One existing major problem of longevity genetic studies is that the findings from different studies are difficult to replicate. The reasons could be ethnic differences in genetic background and variation of phenotype definitions. Furthermore, when considering the complex relationships between age‐related diseases and longevity (Andersen et al., 2012; Ukraintseva et al., 2016), the health management systems and culture could also introduce distinctions among populations. For instance, if the age‐related diseases could be managed well, the patients could still survive longer. Therefore, the longevous individuals are mixed with people who carry true protective alleles for the disease and individuals who accepted excellent health care. While the healthcare systems are quite different among countries, especially for older generations, the frequency of longevity‐related alleles could be different in the elderly. Hence, further studies should also take health care and lifestyle into account when classifying cases and controls for comparisons.

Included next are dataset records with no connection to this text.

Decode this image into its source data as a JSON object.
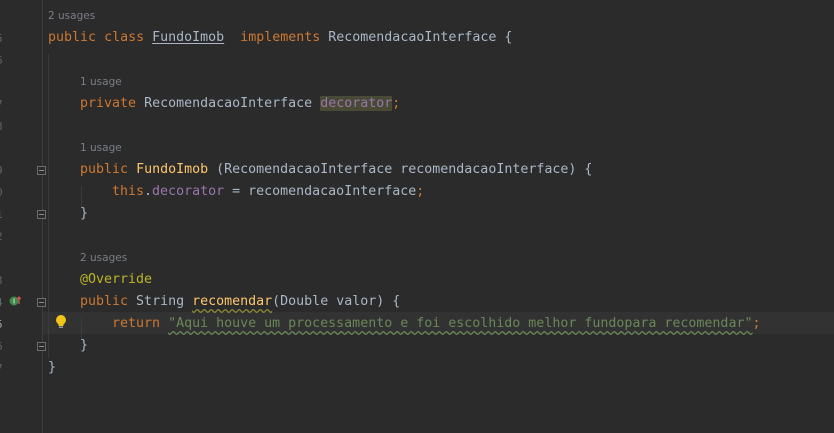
{
  "gutter": {
    "line_numbers": [
      "5",
      "6",
      "7",
      "8",
      "9",
      "0",
      "1",
      "2",
      "3",
      "4",
      "5",
      "6",
      "7"
    ]
  },
  "code": {
    "hint_class": "2 usages",
    "class_decl": {
      "public": "public",
      "class": "class",
      "name": "FundoImob",
      "implements": "implements",
      "interface": "RecomendacaoInterface",
      "brace": "{"
    },
    "hint_field": "1 usage",
    "field_decl": {
      "private": "private",
      "type": "RecomendacaoInterface",
      "name": "decorator",
      "semi": ";"
    },
    "hint_ctor": "1 usage",
    "ctor_decl": {
      "public": "public",
      "name": "FundoImob",
      "params": " (RecomendacaoInterface recomendacaoInterface) {"
    },
    "ctor_body": {
      "this": "this",
      "dot": ".",
      "field": "decorator",
      "rest": " = recomendacaoInterface",
      "semi": ";"
    },
    "ctor_close": "}",
    "hint_method": "2 usages",
    "annotation": "@Override",
    "method_decl": {
      "public": "public",
      "type": " String ",
      "name": "recomendar",
      "params": "(Double valor) {"
    },
    "method_body": {
      "return": "return",
      "string": "\"Aqui houve um processamento e foi escolhido melhor fundopara recomendar\"",
      "semi": ";"
    },
    "method_close": "}",
    "class_close": "}"
  }
}
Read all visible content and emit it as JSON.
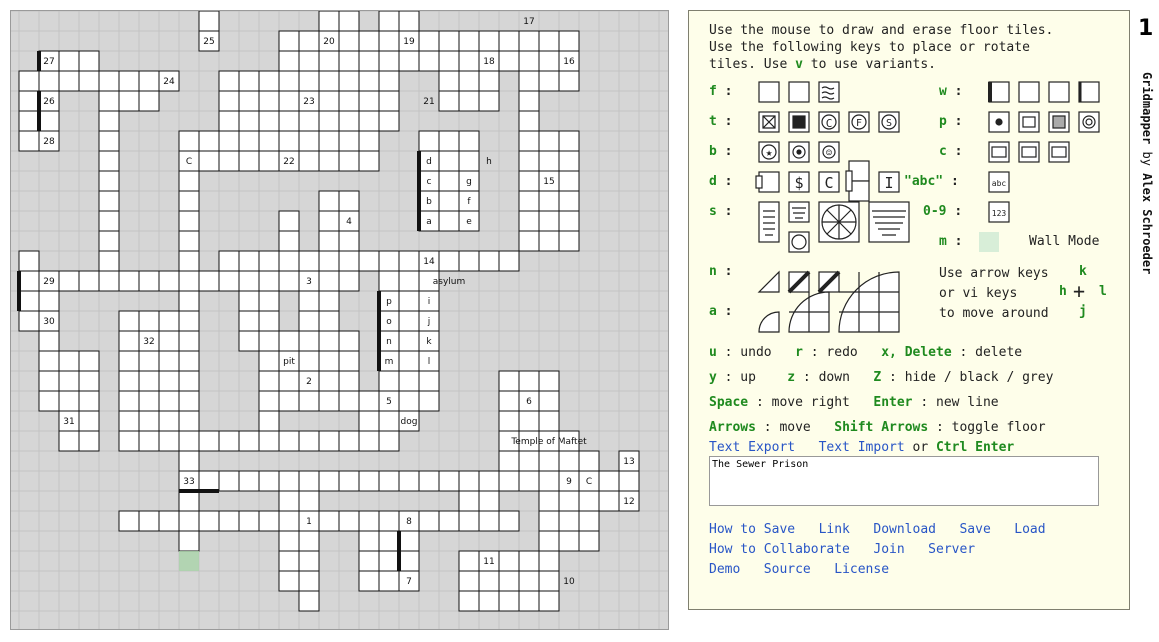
{
  "help": {
    "intro": [
      "Use the mouse to draw and erase floor tiles.",
      "Use the following keys to place or rotate",
      "tiles. Use",
      "v",
      "to use variants."
    ],
    "keys": {
      "f": "f",
      "t": "t",
      "b": "b",
      "d": "d",
      "s": "s",
      "n": "n",
      "a": "a",
      "w": "w",
      "p": "p",
      "c": "c",
      "num": "0-9",
      "m": "m"
    },
    "abc_label": "\"abc\"",
    "abc_tile": "abc",
    "num_tile": "123",
    "wall_mode": "Wall Mode",
    "arrow_text": [
      "Use arrow keys",
      "or vi keys",
      "to move around"
    ],
    "vi_keys": {
      "k": "k",
      "h": "h",
      "l": "l",
      "j": "j"
    },
    "commands": [
      [
        {
          "k": "u"
        },
        {
          "t": " : undo   "
        },
        {
          "k": "r"
        },
        {
          "t": " : redo   "
        },
        {
          "k": "x, Delete"
        },
        {
          "t": " : delete"
        }
      ],
      [
        {
          "k": "y"
        },
        {
          "t": " : up    "
        },
        {
          "k": "z"
        },
        {
          "t": " : down   "
        },
        {
          "k": "Z"
        },
        {
          "t": " : hide / black / grey"
        }
      ],
      [
        {
          "k": "Space"
        },
        {
          "t": " : move right   "
        },
        {
          "k": "Enter"
        },
        {
          "t": " : new line"
        }
      ],
      [
        {
          "k": "Arrows"
        },
        {
          "t": " : move   "
        },
        {
          "k": "Shift Arrows"
        },
        {
          "t": " : toggle floor"
        }
      ]
    ],
    "text_export": "Text Export",
    "text_import": "Text Import",
    "or": "or",
    "ctrl_enter": "Ctrl Enter",
    "textarea_value": "The Sewer Prison",
    "links_row1": [
      "How to Save",
      "Link",
      "Download",
      "Save",
      "Load"
    ],
    "links_row2": [
      "How to Collaborate",
      "Join",
      "Server"
    ],
    "links_row3": [
      "Demo",
      "Source",
      "License"
    ]
  },
  "side": {
    "page_number": "1",
    "title": "Gridmapper",
    "by": "by",
    "author": "Alex Schroeder"
  },
  "map": {
    "labels": [
      {
        "t": "25",
        "c": 9,
        "r": 1
      },
      {
        "t": "20",
        "c": 15,
        "r": 1
      },
      {
        "t": "19",
        "c": 19,
        "r": 1
      },
      {
        "t": "17",
        "c": 25,
        "r": 0
      },
      {
        "t": "27",
        "c": 1,
        "r": 2
      },
      {
        "t": "18",
        "c": 23,
        "r": 2
      },
      {
        "t": "16",
        "c": 27,
        "r": 2
      },
      {
        "t": "24",
        "c": 7,
        "r": 3
      },
      {
        "t": "26",
        "c": 1,
        "r": 4
      },
      {
        "t": "23",
        "c": 14,
        "r": 4
      },
      {
        "t": "21",
        "c": 20,
        "r": 4
      },
      {
        "t": "28",
        "c": 1,
        "r": 6
      },
      {
        "t": "22",
        "c": 13,
        "r": 7
      },
      {
        "t": "15",
        "c": 26,
        "r": 8
      },
      {
        "t": "4",
        "c": 16,
        "r": 10
      },
      {
        "t": "14",
        "c": 20,
        "r": 12
      },
      {
        "t": "29",
        "c": 1,
        "r": 13
      },
      {
        "t": "3",
        "c": 14,
        "r": 13
      },
      {
        "t": "30",
        "c": 1,
        "r": 15
      },
      {
        "t": "32",
        "c": 6,
        "r": 16
      },
      {
        "t": "2",
        "c": 14,
        "r": 18
      },
      {
        "t": "31",
        "c": 2,
        "r": 20
      },
      {
        "t": "5",
        "c": 18,
        "r": 19
      },
      {
        "t": "6",
        "c": 25,
        "r": 19
      },
      {
        "t": "13",
        "c": 30,
        "r": 22
      },
      {
        "t": "9",
        "c": 27,
        "r": 23
      },
      {
        "t": "33",
        "c": 8,
        "r": 23
      },
      {
        "t": "12",
        "c": 30,
        "r": 24
      },
      {
        "t": "1",
        "c": 14,
        "r": 25
      },
      {
        "t": "8",
        "c": 19,
        "r": 25
      },
      {
        "t": "7",
        "c": 19,
        "r": 28
      },
      {
        "t": "11",
        "c": 23,
        "r": 27
      },
      {
        "t": "10",
        "c": 27,
        "r": 28
      },
      {
        "t": "d",
        "c": 20,
        "r": 7
      },
      {
        "t": "c",
        "c": 20,
        "r": 8
      },
      {
        "t": "b",
        "c": 20,
        "r": 9
      },
      {
        "t": "a",
        "c": 20,
        "r": 10
      },
      {
        "t": "g",
        "c": 22,
        "r": 8
      },
      {
        "t": "f",
        "c": 22,
        "r": 9
      },
      {
        "t": "e",
        "c": 22,
        "r": 10
      },
      {
        "t": "h",
        "c": 23,
        "r": 7
      },
      {
        "t": "p",
        "c": 18,
        "r": 14
      },
      {
        "t": "o",
        "c": 18,
        "r": 15
      },
      {
        "t": "n",
        "c": 18,
        "r": 16
      },
      {
        "t": "m",
        "c": 18,
        "r": 17
      },
      {
        "t": "i",
        "c": 20,
        "r": 14
      },
      {
        "t": "j",
        "c": 20,
        "r": 15
      },
      {
        "t": "k",
        "c": 20,
        "r": 16
      },
      {
        "t": "l",
        "c": 20,
        "r": 17
      },
      {
        "t": "asylum",
        "c": 21,
        "r": 13
      },
      {
        "t": "pit",
        "c": 13,
        "r": 17
      },
      {
        "t": "dog",
        "c": 19,
        "r": 20
      },
      {
        "t": "Temple of Maftet",
        "c": 26,
        "r": 21
      },
      {
        "t": "C",
        "c": 8,
        "r": 7
      },
      {
        "t": "C",
        "c": 28,
        "r": 23
      }
    ]
  },
  "colors": {
    "key_green": "#1f8a1f",
    "link_blue": "#2855c6",
    "panel_bg": "#fefeea",
    "map_bg": "#d6d6d6"
  }
}
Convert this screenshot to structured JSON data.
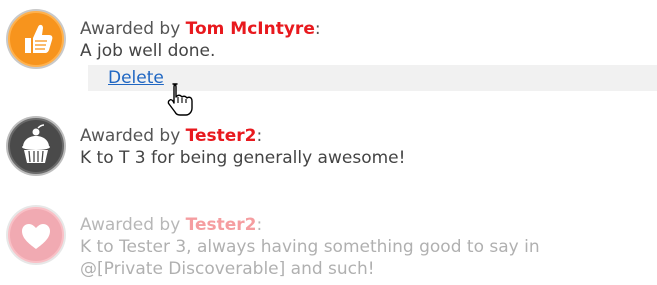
{
  "awards": [
    {
      "prefix": "Awarded by",
      "awarder": "Tom McIntyre",
      "colon": ":",
      "message": "A job well done.",
      "badge_icon": "thumbs-up-icon",
      "badge_color": "#f7941d",
      "delete_label": "Delete"
    },
    {
      "prefix": "Awarded by",
      "awarder": "Tester2",
      "colon": ":",
      "message": "K to T 3 for being generally awesome!",
      "badge_icon": "cupcake-icon",
      "badge_color": "#4a4a4a"
    },
    {
      "prefix": "Awarded by",
      "awarder": "Tester2",
      "colon": ":",
      "message": "K to Tester 3, always having something good to say in",
      "message_line2": "@[Private Discoverable] and such!",
      "badge_icon": "heart-icon",
      "badge_color": "#e0374a"
    }
  ],
  "colors": {
    "awarder_name": "#e8191e",
    "link": "#1f66c2",
    "action_bar_bg": "#f1f1f1"
  }
}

Second, we found some sex‐specific loci related to longevity. Numerous studies have reported remarkable sex differences in longevity and life span (Austad & Fischer, 2016; Candore et al., 2006; Ostan et al., 2016; Yuan et al., 2020); however, very few studies have reported the sex‐differential effect of genetics for longevity. TOMM40/APOE is well‐characterized longevity locus that could be split into 4 LD blocks. We found that two of these 4 LD blocks were associated with longevity in females but not in males (p _difference < 0.05), in line with our previous study (Zeng et al., 2018). This may indicate sex‐specific genetic associations of longevity may be caused by differences during meiosis between males and females. The distinction of recombination rates between sex groups has been reported in both human and animals (Li & Merila, 2010; Tapper et al., 2005). Since the recombination was closely interacted with natural selection (Schumer et al., 2018), differences in recombination are plausible to lead to sex or population stratification and thereby causing a small group of people having enriched evolutionary benefit alleles. Therefore, it is necessary to use strand‐specific, long‐segment sequencing technologies or family studies to detailed look into the LD structure for longevity people in future studies.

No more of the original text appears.